Via A*  B** : 
 
Gabriel García Márquez s'est retiré de la vie publique pour de graves raisons de santé, un cancer lymphatique. Il a pris le temps de rédiger cette magnifique lettre...



Si, pour un instant, Dieu oubliait que je suis une marionnette de chiffon et m'offrait un bout de vie, je profiterais de ce temps le plus que je pourrais.

Il est fort probable que je ne dirais pas tout ce que je pense, mais je penserais en définitive tout ce que je dirais.

J'accorderais de la valeur aux choses, non pour ce qu'elles valent, mais pour ce qu'elles signifient.

Je dormirais peu, je rêverais plus, j'entends que pour chaque minute où nous fermons les yeux, nous perdons soixante secondes de lumière.

Je marcherais quand les autres se détendent, je me réveillerais quand les autres dorment. J'écouterais lorsque les autres parlent et... combien je savourerais une bonne glace au chocolat.

Si Dieu me faisait présent d'un bout de vie, je me vêtirais simplement, je m'étalerais à plat ventre au soleil, en laissant non seulement mon corps à découvert, mais aussi mon âme.

Bon Dieu, si j'avais un cœur, j'écrirais ma haine sur la glace et j'attendrais que le soleil se lève.

Dans un rêve de Van Gogh, je peindrais sur les étoiles un poème de Benedetti. Et une chanson de Serrat serait la sérénade que je dédierais à la lune.

J'arroserais de mes larmes les roses, afin de sentir la douleur de leurs épines et le baiser de leurs pétales. Bon Dieu, si j'avais un bout de vie...

Je ne laisserais pas un seul jour se terminer sans dire aux gens que je les aime, que je les aime.

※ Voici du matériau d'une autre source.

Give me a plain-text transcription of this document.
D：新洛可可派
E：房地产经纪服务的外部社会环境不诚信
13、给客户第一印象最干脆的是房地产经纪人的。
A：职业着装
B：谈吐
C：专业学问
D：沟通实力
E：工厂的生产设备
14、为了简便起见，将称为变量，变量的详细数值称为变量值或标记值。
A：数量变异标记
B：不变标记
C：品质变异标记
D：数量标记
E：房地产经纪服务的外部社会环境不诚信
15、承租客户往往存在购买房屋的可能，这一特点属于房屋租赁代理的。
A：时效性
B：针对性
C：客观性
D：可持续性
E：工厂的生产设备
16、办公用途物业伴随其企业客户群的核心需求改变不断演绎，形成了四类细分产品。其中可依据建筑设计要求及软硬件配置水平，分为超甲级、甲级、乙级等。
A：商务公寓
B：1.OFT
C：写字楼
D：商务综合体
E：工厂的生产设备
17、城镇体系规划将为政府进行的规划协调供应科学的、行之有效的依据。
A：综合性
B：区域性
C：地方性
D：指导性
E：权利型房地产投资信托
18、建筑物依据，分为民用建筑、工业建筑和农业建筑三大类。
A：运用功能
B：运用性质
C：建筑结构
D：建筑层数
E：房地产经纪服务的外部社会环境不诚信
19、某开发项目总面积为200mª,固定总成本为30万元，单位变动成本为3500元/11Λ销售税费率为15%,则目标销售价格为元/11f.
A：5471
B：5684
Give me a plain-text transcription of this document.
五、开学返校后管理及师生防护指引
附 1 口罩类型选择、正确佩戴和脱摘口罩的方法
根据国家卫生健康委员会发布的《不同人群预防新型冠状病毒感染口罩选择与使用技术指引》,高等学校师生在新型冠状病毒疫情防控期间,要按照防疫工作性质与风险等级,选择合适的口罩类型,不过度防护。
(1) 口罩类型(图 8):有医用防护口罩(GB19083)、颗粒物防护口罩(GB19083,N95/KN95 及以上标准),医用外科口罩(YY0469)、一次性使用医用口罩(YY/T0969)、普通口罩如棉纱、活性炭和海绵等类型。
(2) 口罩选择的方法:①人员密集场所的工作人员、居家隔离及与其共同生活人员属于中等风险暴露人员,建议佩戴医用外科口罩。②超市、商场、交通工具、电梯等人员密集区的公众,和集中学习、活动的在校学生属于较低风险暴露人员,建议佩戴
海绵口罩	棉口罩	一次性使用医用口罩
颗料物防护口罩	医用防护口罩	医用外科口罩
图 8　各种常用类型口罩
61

Je persuaderais toute femme ou tout homme qu'ils sont mes préférés ; et je vivrais amoureux de l'amour.

Aux hommes, je prouverais combien ils sont dans l'erreur de penser qu'ils ne tombent plus amoureux en vieillissant, sans savoir qu'ils vieillissent en ne tombant plus amoureux.

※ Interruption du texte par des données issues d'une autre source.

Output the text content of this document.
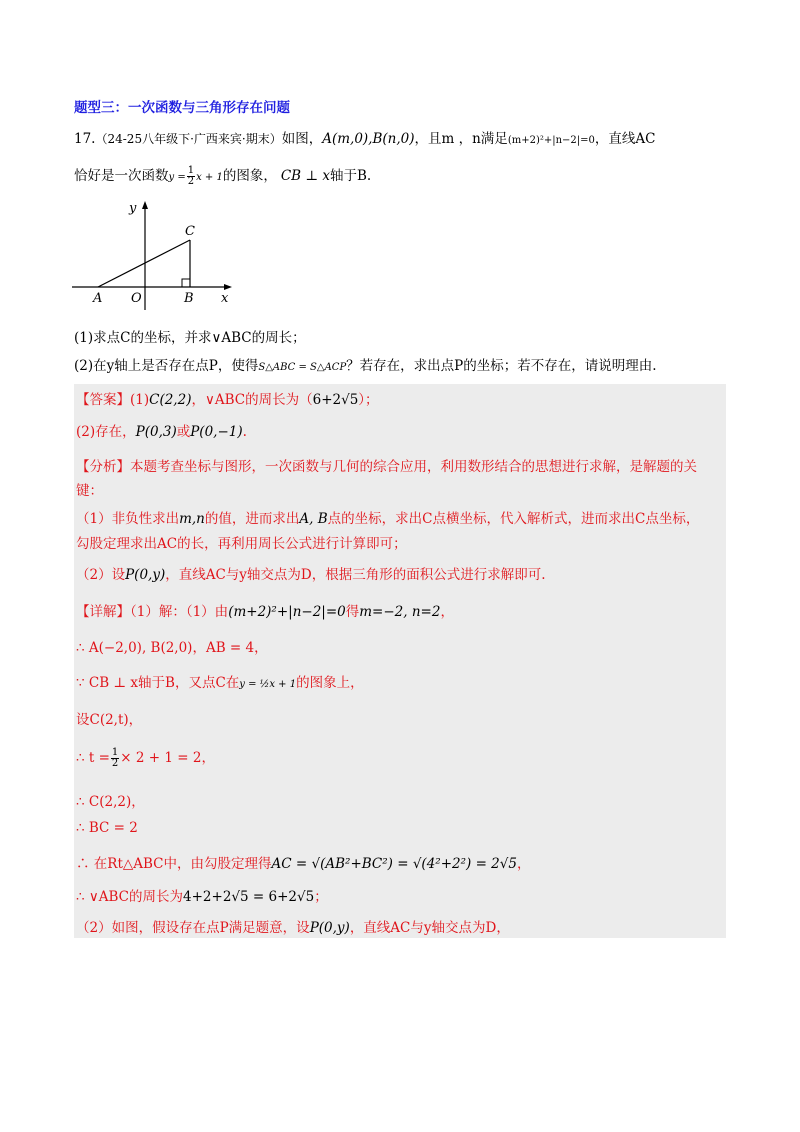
题型三：一次函数与三角形存在问题
17.（24-25八年级下·广西来宾·期末）如图，A(m,0),B(n,0)，且m ，n满足(m+2)²+|n−2|=0，直线AC
恰好是一次函数$y = \frac{1}{2}$ x + 1的图象， CB ⊥ x轴于B.
y
C
A O	B x
(1)求点C的坐标，并求∨ABC的周长；
(2)在y轴上是否存在点P，使得S△ABC = S△ACP？若存在，求出点P的坐标；若不存在，请说明理由.
【答案】(1)C(2,2)，∨ABC的周长为（6+2√5）；
(2)存在，P(0,3)或P(0,−1).
【分析】本题考查坐标与图形，一次函数与几何的综合应用，利用数形结合的思想进行求解，是解题的关
键：
（1）非负性求出m,n的值，进而求出A, B点的坐标，求出C点横坐标，代入解析式，进而求出C点坐标，
勾股定理求出AC的长，再利用周长公式进行计算即可；
（2）设P(0,y)，直线AC与y轴交点为D，根据三角形的面积公式进行求解即可.
【详解】（1）解：（1）由(m+2)²+|n−2|=0得m=−2, n=2，
∴ A(−2,0), B(2,0)，AB = 4，
∵ CB ⊥ x轴于B，又点C在y = ½x + 1的图象上，
设C(2,t)，
∴ $t = \frac{1}{2} \times 2 + 1 = 2$，
∴ C(2,2)，
∴ BC = 2
∴ 在Rt△ABC中，由勾股定理得AC = √(AB²+BC²) = √(4²+2²) = 2√5，
∴ ∨ABC的周长为4+2+2√5 = 6+2√5；
（2）如图，假设存在点P满足题意，设P(0,y)，直线AC与y轴交点为D，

Aux anciens, j'apprendrais que la mort ne vient pas avec la vieillesse, mais avec l'oubli. J'ai tellement appris de choses de vous, les humains.

J'ai appris que tout le monde voulait vivre au sommet de la montagne, sans savoir que le vrai bonheur est dans la façon de l'escalader. 

J'ai appris que, lorsqu'un nouveau-né serre avec le poing, pour la première fois, le doigt de son père, il l'a attrapé pour toujours.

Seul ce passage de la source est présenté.